University of Wisconsin–Madison

Testing humans for MAP

Human Para’s inaugural MAP testing study is nearing completion. A total of 201 participants donated a blood sample at locations in Orlando, Philadelphia and New York City between May and September 2018. The final samples were drawn on September 10, 2018.

Since this was a blinded study comprised of both IBD patients and control subjects, each sample was assigned a number and sent to 6 participating researchers. The laboratories of Dr. Saleh Naser, Dr. Tim Bull and Dr. Irene Grant received buffy coats (the white blood cell layer) which were extracted at the Temple University laboratory. They tested all positive culture samples for two PCR markers unique to MAP: IS900 and f57. More detail about the testing methodologies can be found at the Human Para Foundation website.

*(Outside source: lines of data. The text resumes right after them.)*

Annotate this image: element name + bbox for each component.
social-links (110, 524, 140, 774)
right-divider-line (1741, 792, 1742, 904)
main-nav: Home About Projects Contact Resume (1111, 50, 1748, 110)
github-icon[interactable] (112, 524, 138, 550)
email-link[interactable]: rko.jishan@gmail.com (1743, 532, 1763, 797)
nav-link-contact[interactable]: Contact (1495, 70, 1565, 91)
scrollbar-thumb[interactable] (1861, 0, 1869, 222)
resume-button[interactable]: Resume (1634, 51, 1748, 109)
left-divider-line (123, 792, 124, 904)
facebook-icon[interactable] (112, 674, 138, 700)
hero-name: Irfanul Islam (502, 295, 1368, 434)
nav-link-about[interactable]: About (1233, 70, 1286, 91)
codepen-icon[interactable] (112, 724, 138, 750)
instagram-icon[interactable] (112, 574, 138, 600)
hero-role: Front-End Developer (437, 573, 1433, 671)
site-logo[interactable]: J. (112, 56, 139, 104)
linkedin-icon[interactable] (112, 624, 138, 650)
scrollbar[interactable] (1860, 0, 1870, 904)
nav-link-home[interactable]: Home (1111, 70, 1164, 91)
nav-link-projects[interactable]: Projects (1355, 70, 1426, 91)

Comment: Zoonotic pathogens typically have their “preferred” normal host. When they infected a different, abnormal host, they often change their behavior. When MAP finds itself inside a host that is not the normal one, i.e. not a ruminant animal, it may behave in unpredictable ways. Some experts suggest that it stops making its typical thick waxy cell wall rendering it difficult to stain using normal acid-fast stains for visualizing mycobacteria and no longer looks like a rod-shaped bacterial cell. This may explain why pathologists cannot see typical acid-fast stained (red) rod shaped bacteria as shown below in a tissue section from a cow.

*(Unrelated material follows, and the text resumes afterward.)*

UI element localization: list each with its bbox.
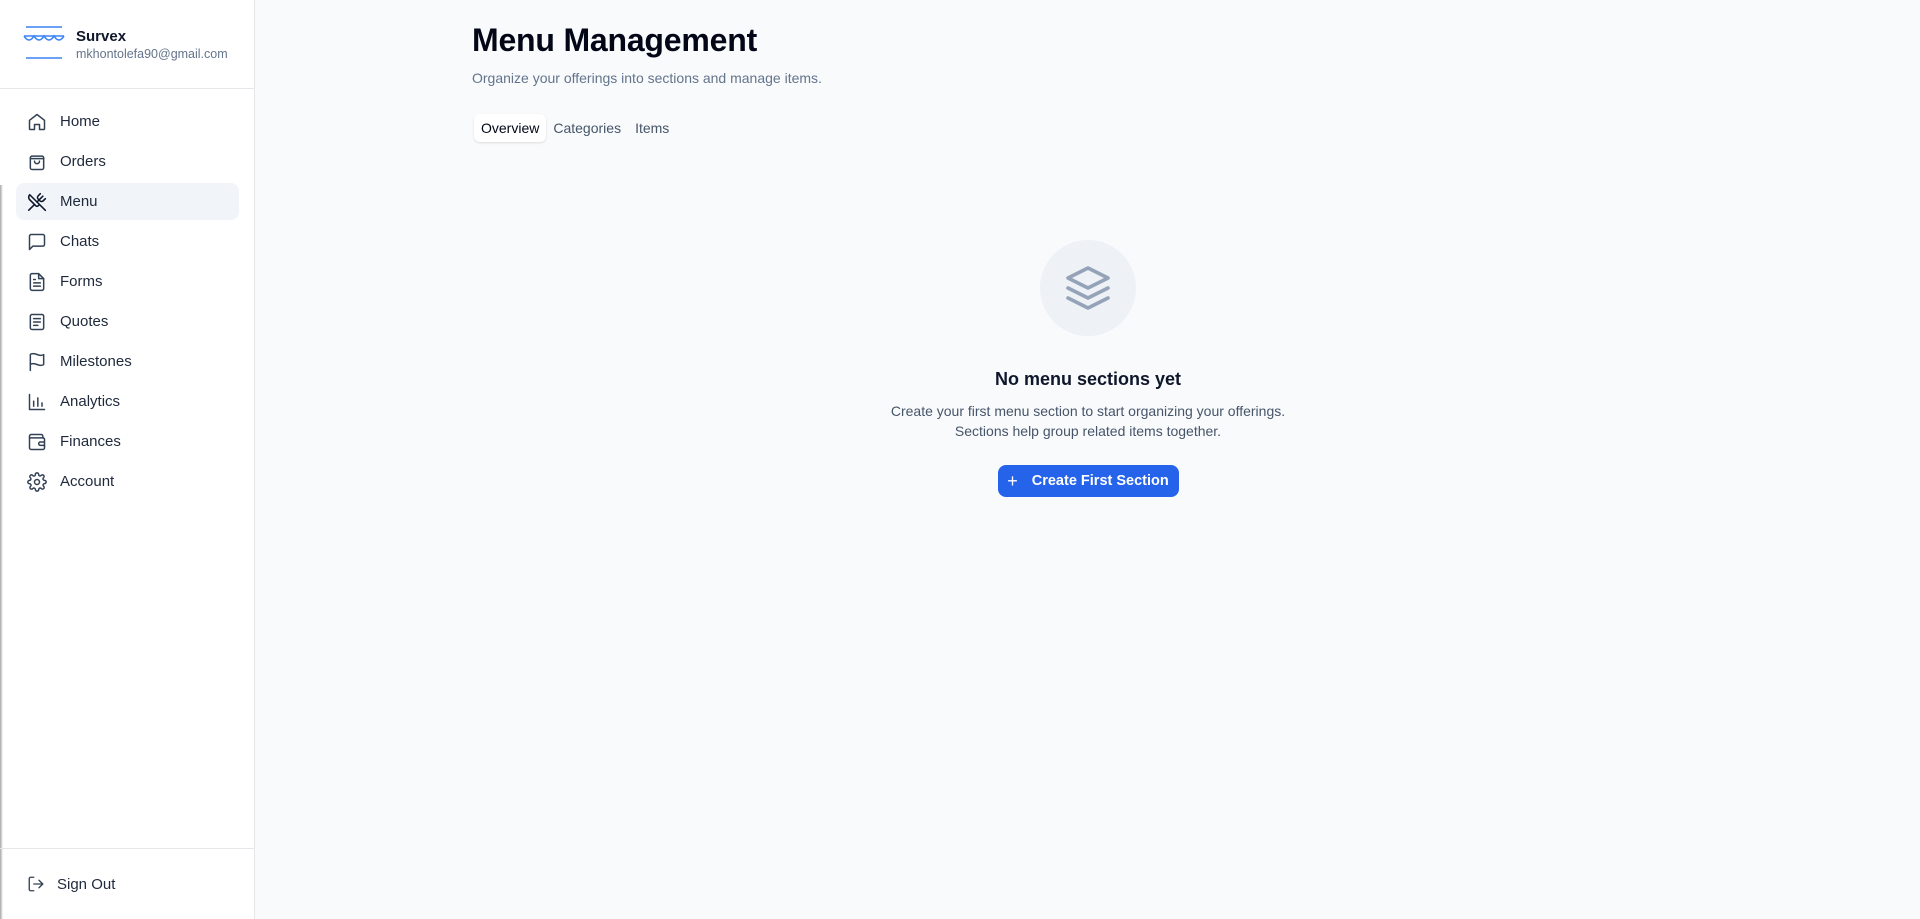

Diagnostic tests for MAP in humans therefore may necessarily differ in design from those tests used in animals. Hopefully, among the 6 different testing methods being evaluated at least one emerges that can effectively identify MAP infections in humans. An accurate diagnostic test for MAP in humans combined with the effective anti-MAP therapy being pioneered by RedHill Biopharma could revolutionize diagnosis and treatment of  Crohn’s disease and other disease of humans linked to MAP.